Dr. A, Impresario and Tour Manager

One of Dr. Armstrong’s money-raising endeavors was leading group tours to England, France and Italy, in the footsteps of Robert and Elizabeth Barrett Browning (see “Dr. A. Travelin’ Man”). He and Mrs. A. founded Armstrong Educational Tours in 1912, the year that Dr. A. became English department head at Baylor. Dr. A., who loved to travel, served as well-informed tour guide to Great Britain, France and Italy — and other places — during more than 30 summers, while Mrs. A. served as business manager of the tour company, with offices in Waco and France. Profit from the tours helped the couple continue to build the Browning Collections,which they gave to Baylor in 1918. In 1924, a Browning Room was created for the collections in the Carroll Library, the University’s main library for many years. Armstrong Educational Tours, however, was not the only fund-raising effort by the Armstrongs.

Dr. Armstrong, more or less out of necessity, also became an impresario and tour manager. He was determined to enrich the lives of Baylorites (and Wacoans) by arranging for then-famous practitioners of various arts and humanities to come to the campus to perform or speak. In the early years of the twentieth century this was not easy to do. Waco, Texas (nicknamed “Six-shooter Junction” in the 19th century) was then well off the beaten track for poets, theater companies, opera singers, dance companies, lecturers, writers of fiction and nonfiction,etc.

As Dr. A. began to contact individuals and companies and invite them to visit Baylor some said, in so many words, that they would be glad to do so IF he could arrange additional appearances across the south-central or southwestern area of the country. Not one to duck a challenge, Dr. A. did that for many of the individuals and companies. For instance, he brought approximately forty poets to the campus, including Carl Sandburg, Robert Frost, Edna St. Vincent Millay, Vachel LIndsay, Edwin Markham, Edgar Lee Masters, Amy Lowell, and the British poets John Masefield and Alfred Noyes. Poet/man-of-letters William Butler Yeats and his wife visited Baylor during the University’s Golden Jubilee celebration and Mr. Yeats gave a “modest, yet magnificent” address before an audience of eighteen hundred– some of whom had difficulty understanding his strong English accent. John Gould Fletcher was the thirty-seventh poet brought to Baylor. The imagist poet from Arkansas had won the Pulitzer Prize for Poetry in 1939.
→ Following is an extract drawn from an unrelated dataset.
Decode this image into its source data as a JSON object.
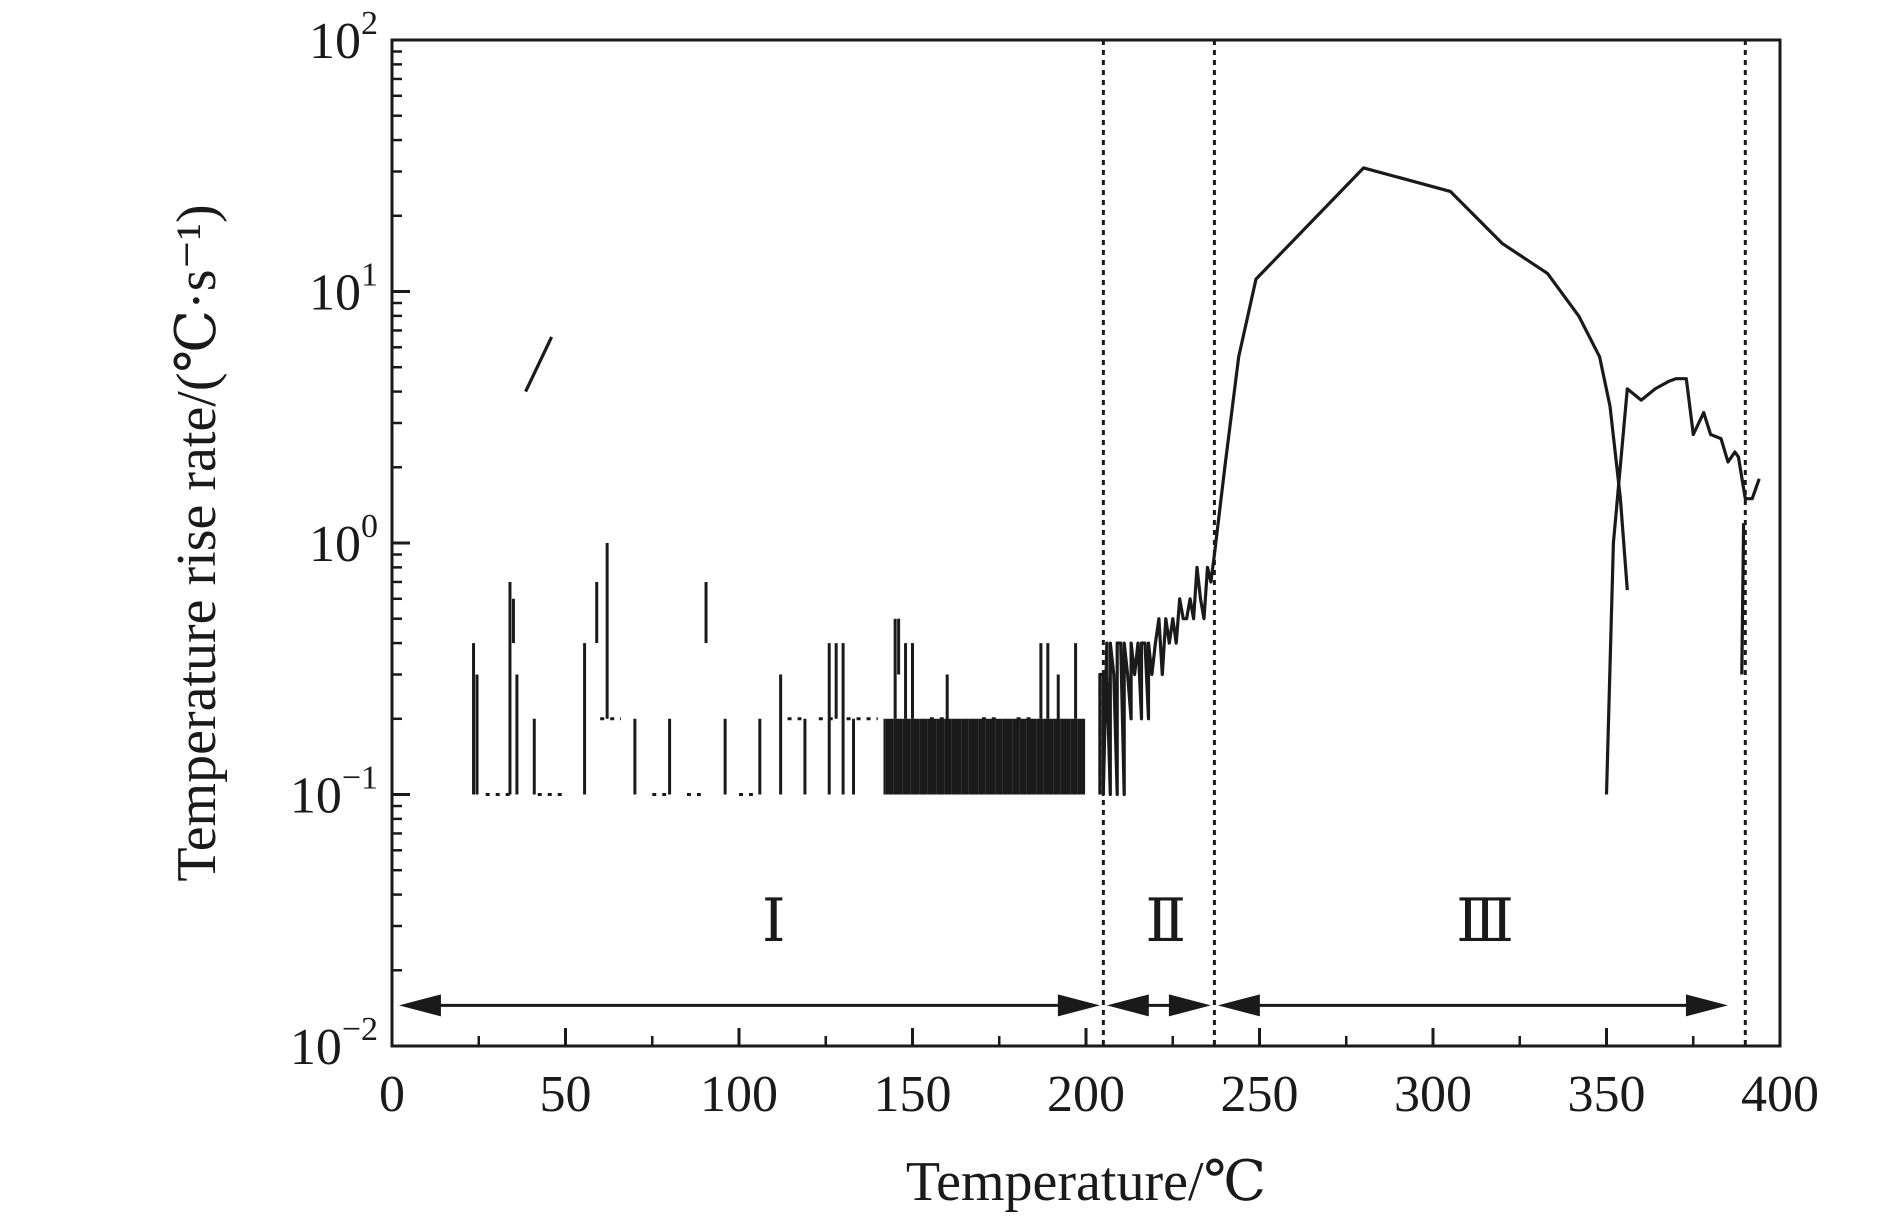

Naturally, Dr. Armstrong did not just invite poets. He was interested in people who were successful in all literary and artistic fields and brought them to the University whenever possible.  In 1921, the Nobel prize-winning Indian philosopher and poet Rabindranath Tagore came to Baylor. Sinclair Lewis, American novelist, short-story writer and playwright came to Baylor in 1944. In 1930, Lewis had became the first writer from the United States to be awarded the Nobel Prize in Literature. When he arrived, Lewis was quite negative about a Browning collection being developed in the United States, rather than in England. Later, he said the Browning collection was justified due to the philosophy of its builder.

Many other literary celebrities came to Baylor at Dr. Armstrong’s invitation, for instance: Richard Halliburton, then-famous chronicler of his own travel adventures; world-famous explorers Prince William of Sweden, who spoke and showed slides of his African adventures, Roald Amundsen, at the time the only man who had traveled to both the North and South Poles; and Admiral Richard E. Byrd; British playwright Hugh Walpole whose lecture was entitled “How to Write a Play”; Texas’ own J. Frank Dobie; and novelist and short-story writer Sherwood Anderson.

Due to his love of music, Dr. A. brought world-famous vocalists and instrumentalists to the campus: opera singers Luisa Tetrazzini and Amelita Galli-Curci; contralto Marian Anderson; tenor Roland Hayes; violinist Mischa Elman; harpist Alberto Salvi, and others. He presented performances by many stage companies and stage personalities. The famous Broadway actress Helen Hayes visited the University twice: first to portray Mary of Scotland(1935) and, three years later, to appear in Victoria Regina (1938). In 1934,Waco Hall, then the largest venue in Waco, was filled to capacity for presentation of The Barretts of Wimpole Street, with Katharine Cornell as Elizabeth and Basil Rathbone as Robert. Ms. Cornell was to perform the role of Elizabeth more than a thousand times.

Dr. Armstrong personally underwrote every performance he sponsored. None of his presentations was done at cost to the University.